6

Пока Суль блуждала по весенним, покрытым зеленой листвой буковым лесам, Лив стояла у окна роскошного дома и смотрела на грязные улицы Осло. За окном беспрестанно моросил дождь.

Она ощущала тяжесть в груди, отдававшуюся в сердце. Она нервно барабанила пальцами по оконной раме — ей совершенно нечем было заняться! За что бы она не бралась, ее мучили угрызения совести: должна ли замужняя женщина делать это? Есть ли у нее право на это? Как ей вообще следовало вести себя — ей, воспитанной в атмосфере любви и взаимопонимания, в атмосфере помощи и внимания к чужим бедам? Всегда думать о счастье других, заботиться об их благополучии, делать их жизнь радостной. Здесь же ее осыпали бранными словами, если она помогала не там, где надо, или не помогала в подобающих случаях. Но что такое «подобающий случай»? И что такое случай «неподобающий»? Ей казалось, что каждый день мнение об этом у всех в доме меняется.

Как там у них теперь, на Линде-аллее?

Наверное, тоже идет дождь. С лип капает, на аллее лужи. А во дворе делают канавки, чтобы стекала вода. Отец давно уже собирается благоустроить двор, но как только перестает дождь, он тут же забывает об этом. Наверняка Аре насыпал гравия перед крыльцом.

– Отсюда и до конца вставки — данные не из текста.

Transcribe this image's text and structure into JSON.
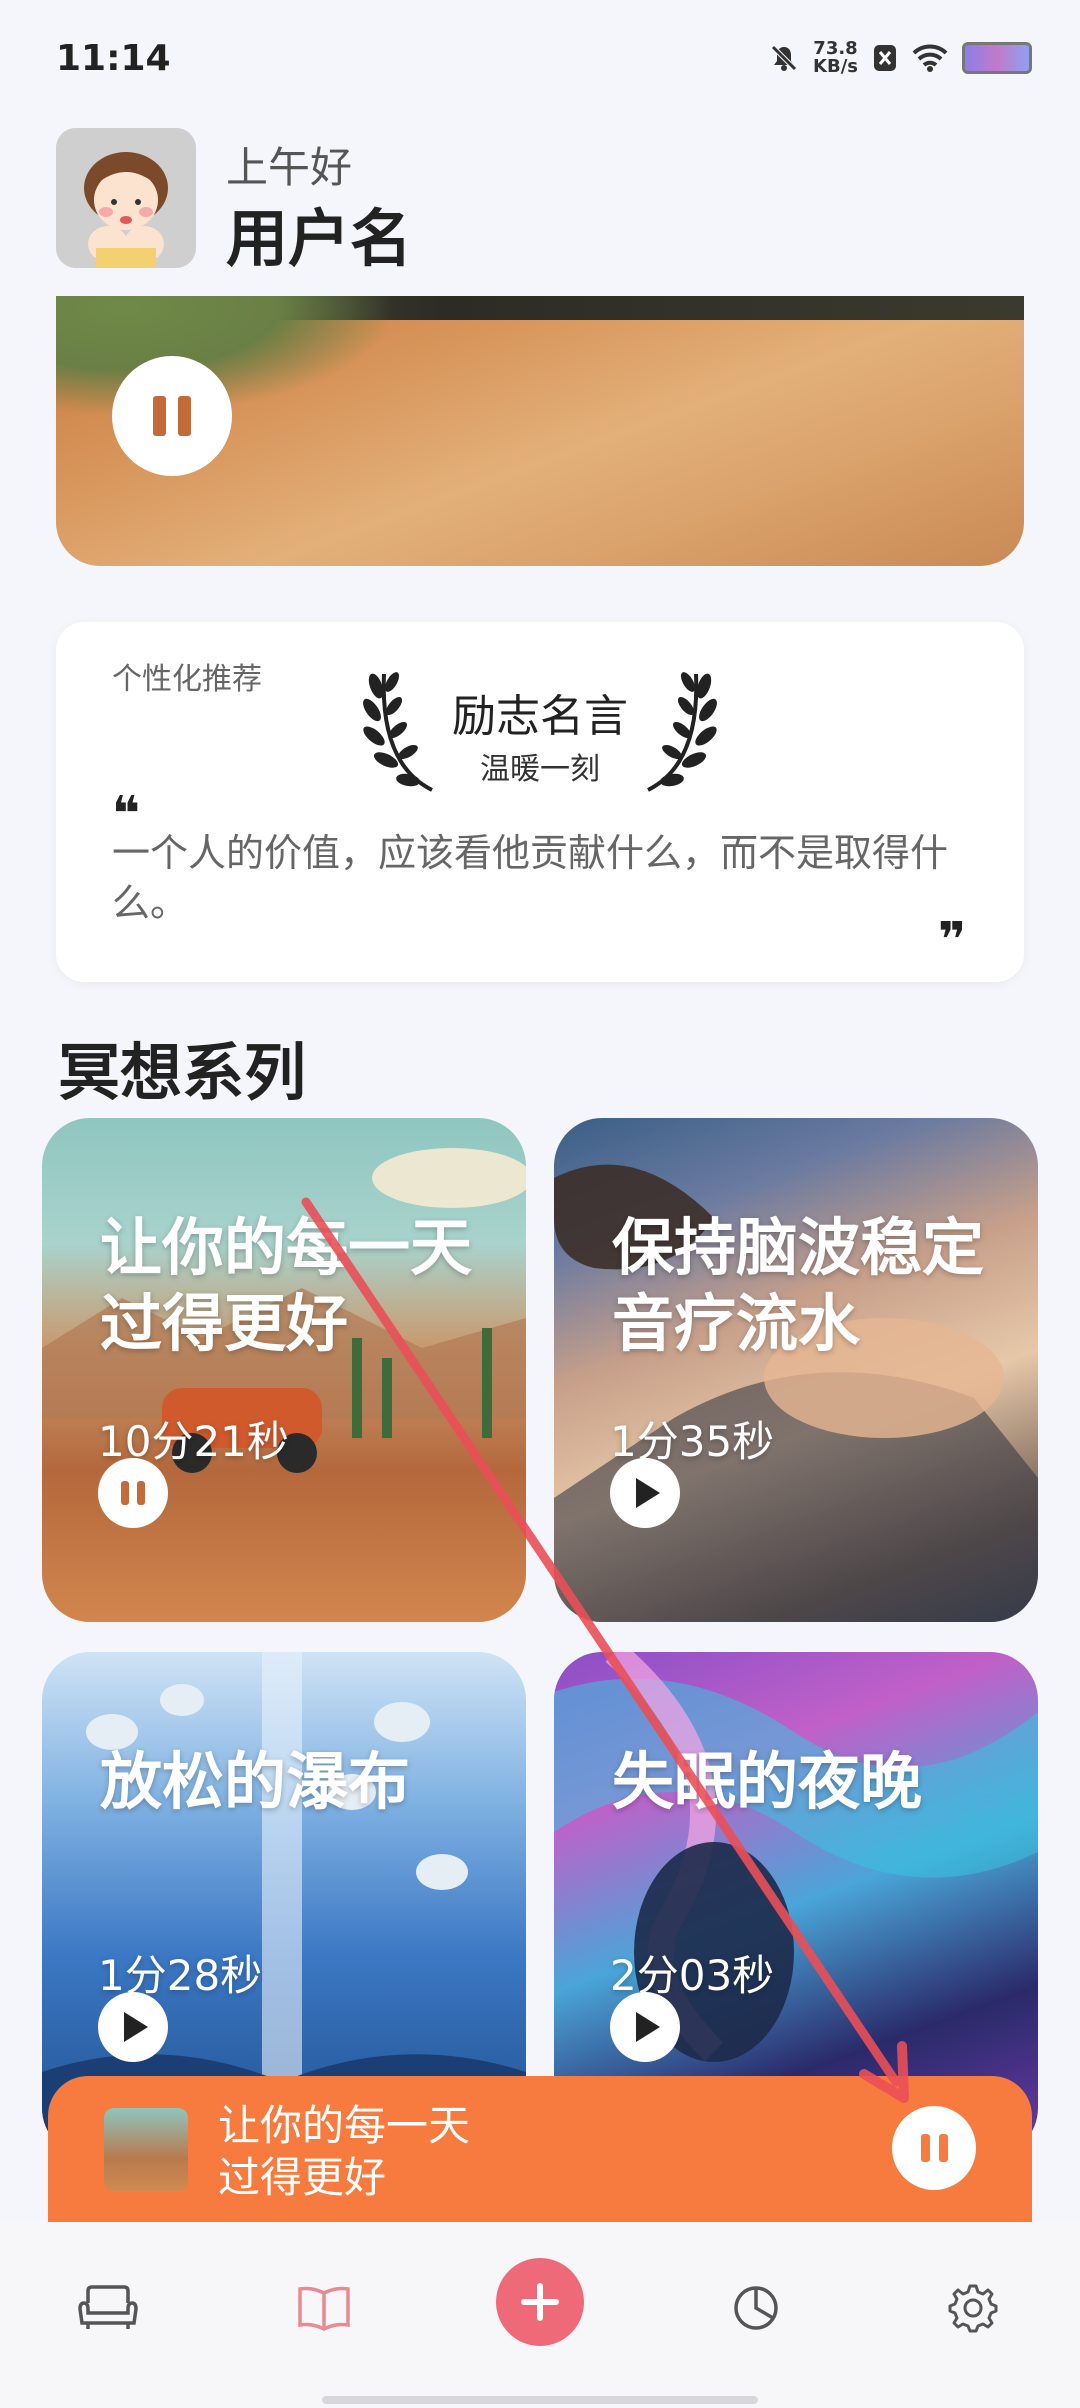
{
  "status_bar": {
    "time": "11:14",
    "speed_value": "73.8",
    "speed_unit": "KB/s"
  },
  "header": {
    "greeting": "上午好",
    "username": "用户名"
  },
  "quote_card": {
    "tag": "个性化推荐",
    "title": "励志名言",
    "subtitle": "温暖一刻",
    "open_mark": "❝",
    "text": "一个人的价值，应该看他贡献什么，而不是取得什么。",
    "close_mark": "❞"
  },
  "section": {
    "title": "冥想系列",
    "cards": [
      {
        "title_line1": "让你的每一天",
        "title_line2": "过得更好",
        "duration": "10分21秒",
        "state": "playing"
      },
      {
        "title_line1": "保持脑波稳定",
        "title_line2": "音疗流水",
        "duration": "1分35秒",
        "state": "paused"
      },
      {
        "title_line1": "放松的瀑布",
        "title_line2": "",
        "duration": "1分28秒",
        "state": "paused"
      },
      {
        "title_line1": "失眠的夜晚",
        "title_line2": "",
        "duration": "2分03秒",
        "state": "paused"
      }
    ]
  },
  "now_playing": {
    "title_line1": "让你的每一天",
    "title_line2": "过得更好"
  },
  "nav": {
    "items": [
      {
        "name": "sofa-icon",
        "active": false
      },
      {
        "name": "book-icon",
        "active": true
      },
      {
        "name": "add-icon",
        "active": false
      },
      {
        "name": "pie-chart-icon",
        "active": false
      },
      {
        "name": "gear-icon",
        "active": false
      }
    ]
  },
  "colors": {
    "accent": "#f77b3e",
    "add_button": "#ee6a78",
    "active_nav": "#e88a90",
    "arrow": "#ea4f57"
  }
}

Брат и сестра в Дании. Скоро они должны вернуться. Но ее дома не будет. Она навсегда покинула Линде-аллее и Гростенсхольм, а Лаурентс постоянно отвергает ее предложения съездить домой и навестить родных, ссылаясь на то, что у него нет времени. «И, кстати, у тебя нет нужды слишком часто бывать там, — говорил он обычно. — Шарлотта Мейден такая свободная женщина, такая радикалка, мать-одиночка…» По мнению Лаурентса, ее, как и всех остальных матерей-одиночек, следовало бы привязать к позорному столбу — и Лив об этом знала. И все, в том числе и отец ребенка, имели, по его мнению, право плевать ей в лицо и швырять в нее камнями. И Лаурентс не мог смириться с тем, что Шарлотта избежала этого. Бессилие привело его к полной неприязни.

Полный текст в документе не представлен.